September 8, 2010

Traveling Clothes

Filed under: Ann the Columnist:Essays — Ann @ 9:10 am

Recently on a hot summer afternoon I padded around barefoot in the backyard doing my chores, reveling in the warm pavement/cool grass contrast, and letting the hose water dribble on my toes when I filled Geronimo’s drinking dish. Later that night I was in the bathroom standing on one foot and then the other, using soap and a washcloth to render my feet sheet-worthy, and suddenly I was nine years old again, sitting in a tent at Hat Creek, taking my evening bath.

From the time I was very young, my parents took my brother and sister and me camping at Hat Creek, situated near Mt. Lassen. That was before Interstate 5 up to Redding was built, so traveling meant a long, hot dusty ride up Highway 99, the smell of alfalfa blowing in through the opened windows (out which, occasionally, my sister’s and my feet were sticking — this was before seat belts). The names of the towns charmed me, even as a child — Corning (Olive Town!), Richfield, Maxwell, Arbuckle — as did my parents’ vacation rituals, such as my Mom’s warning that “It’s going to be hot going up through that Valley!” and my Dad’s vacation morning, “Let’s get this show on the road!”

My Dad was responsible for fishing-related duties and packing the car, my Mom was responsible for cooking, cleaning up, and taking care of the three kids, which included our nightly “sponge baths” in the tent, usually by flashlight — the lantern turned off to maintain our modesty lest our silhouettes be broadcast against the canvas. It always felt so good to climb into my sleeping bag at night after a hard day’s play, the sweet smell of Ivory soap filling my flannel cocoon as I drifted off to sleep in my sleeping bag, the grown-ups’ voices outside at the camping table lulling me to dreamland.

But the memory which flashed back to me as I stood in my bathroom washing my feet was the concept of “traveling clothes.” My mother took pristine care of her kids, even while camping, making two hot meals a day on her Coleman stove (lunches were sandwiches and cream soda) and, as mentioned, seeing to our ongoing hygiene. And one of her cleanliness rituals was making sure that, tucked at the very bottom of the suitcase, was a fresh set of traveling clothes for her children.

The traveling clothes were the shorts and shirts we weren’t allowed to wear for all the weeks of camping, because on the last morning, after our final wash-up, on would go the clean socks and fresh shorts outfits, usually smelling of cool canvas from being at the bottom of the stack. And getting into these outfits would be the last thing we did before clambering into the Mercury to make the long sad trip from the mountains down to the flat, treeless East Bay. I guess my Mom’s thinking was that when we stopped at gas stations or rest stops (I don’t recall ever eating at restaurants), her children were going to be scrubbed and well-dressed. When I think about the effort she put in to making that happen, my heart does something funny inside my chest.
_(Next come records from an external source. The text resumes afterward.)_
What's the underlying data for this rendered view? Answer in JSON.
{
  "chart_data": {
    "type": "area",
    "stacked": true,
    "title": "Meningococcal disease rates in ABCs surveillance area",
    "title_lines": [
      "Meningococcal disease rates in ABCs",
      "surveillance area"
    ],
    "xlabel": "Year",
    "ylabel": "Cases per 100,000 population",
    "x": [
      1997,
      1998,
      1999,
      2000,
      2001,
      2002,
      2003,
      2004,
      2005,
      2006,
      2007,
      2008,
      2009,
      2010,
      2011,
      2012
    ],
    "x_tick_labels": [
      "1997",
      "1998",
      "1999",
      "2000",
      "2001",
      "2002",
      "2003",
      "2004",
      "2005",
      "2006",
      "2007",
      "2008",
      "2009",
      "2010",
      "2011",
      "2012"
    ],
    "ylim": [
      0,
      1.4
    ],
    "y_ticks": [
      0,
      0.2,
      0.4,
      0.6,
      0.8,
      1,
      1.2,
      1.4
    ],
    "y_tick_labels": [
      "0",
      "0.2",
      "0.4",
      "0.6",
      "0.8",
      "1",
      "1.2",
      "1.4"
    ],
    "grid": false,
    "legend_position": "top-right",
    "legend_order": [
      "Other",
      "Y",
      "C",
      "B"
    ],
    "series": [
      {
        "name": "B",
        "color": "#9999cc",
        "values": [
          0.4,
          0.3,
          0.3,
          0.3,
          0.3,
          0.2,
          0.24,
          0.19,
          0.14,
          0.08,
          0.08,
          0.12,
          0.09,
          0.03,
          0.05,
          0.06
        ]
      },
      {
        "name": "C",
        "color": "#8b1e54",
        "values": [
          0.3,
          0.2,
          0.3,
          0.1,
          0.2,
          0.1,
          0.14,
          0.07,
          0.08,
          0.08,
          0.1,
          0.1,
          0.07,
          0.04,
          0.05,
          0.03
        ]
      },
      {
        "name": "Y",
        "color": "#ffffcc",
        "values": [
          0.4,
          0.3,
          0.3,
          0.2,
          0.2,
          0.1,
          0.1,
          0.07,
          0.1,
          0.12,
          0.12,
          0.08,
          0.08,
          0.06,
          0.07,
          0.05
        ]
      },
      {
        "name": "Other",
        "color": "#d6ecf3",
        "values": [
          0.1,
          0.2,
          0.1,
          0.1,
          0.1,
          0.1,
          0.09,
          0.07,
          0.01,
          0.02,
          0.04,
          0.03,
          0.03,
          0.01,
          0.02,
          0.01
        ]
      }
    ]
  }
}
I loved childhood camping with my parents more than any other thing. So, many decades later, I was shocked to overhear my mother say that she never enjoyed those trips — too much work. Well, yeah! Of course, why didn’t I think of that? We were all playing and “vacating” while Mom was doing the same work she did back home, except without hot and cold running water, bathtubs, refrigeration or a washing machine. But not once, not ever, did I hear her complain about it at the time.

I don’t know if our everlasting gratitude could ever make it up to her. It sounds a lot more romantic to say, “My Dad taught me how to catch and clean a trout” than it does to say, “My Mom taught me how to give myself a sponge bath in a pitch dark tent in the middle of the wilderness.” But to me, the latter is no less a skill.

These are some of the things I think about, when I’m in the bathroom, washing my feet.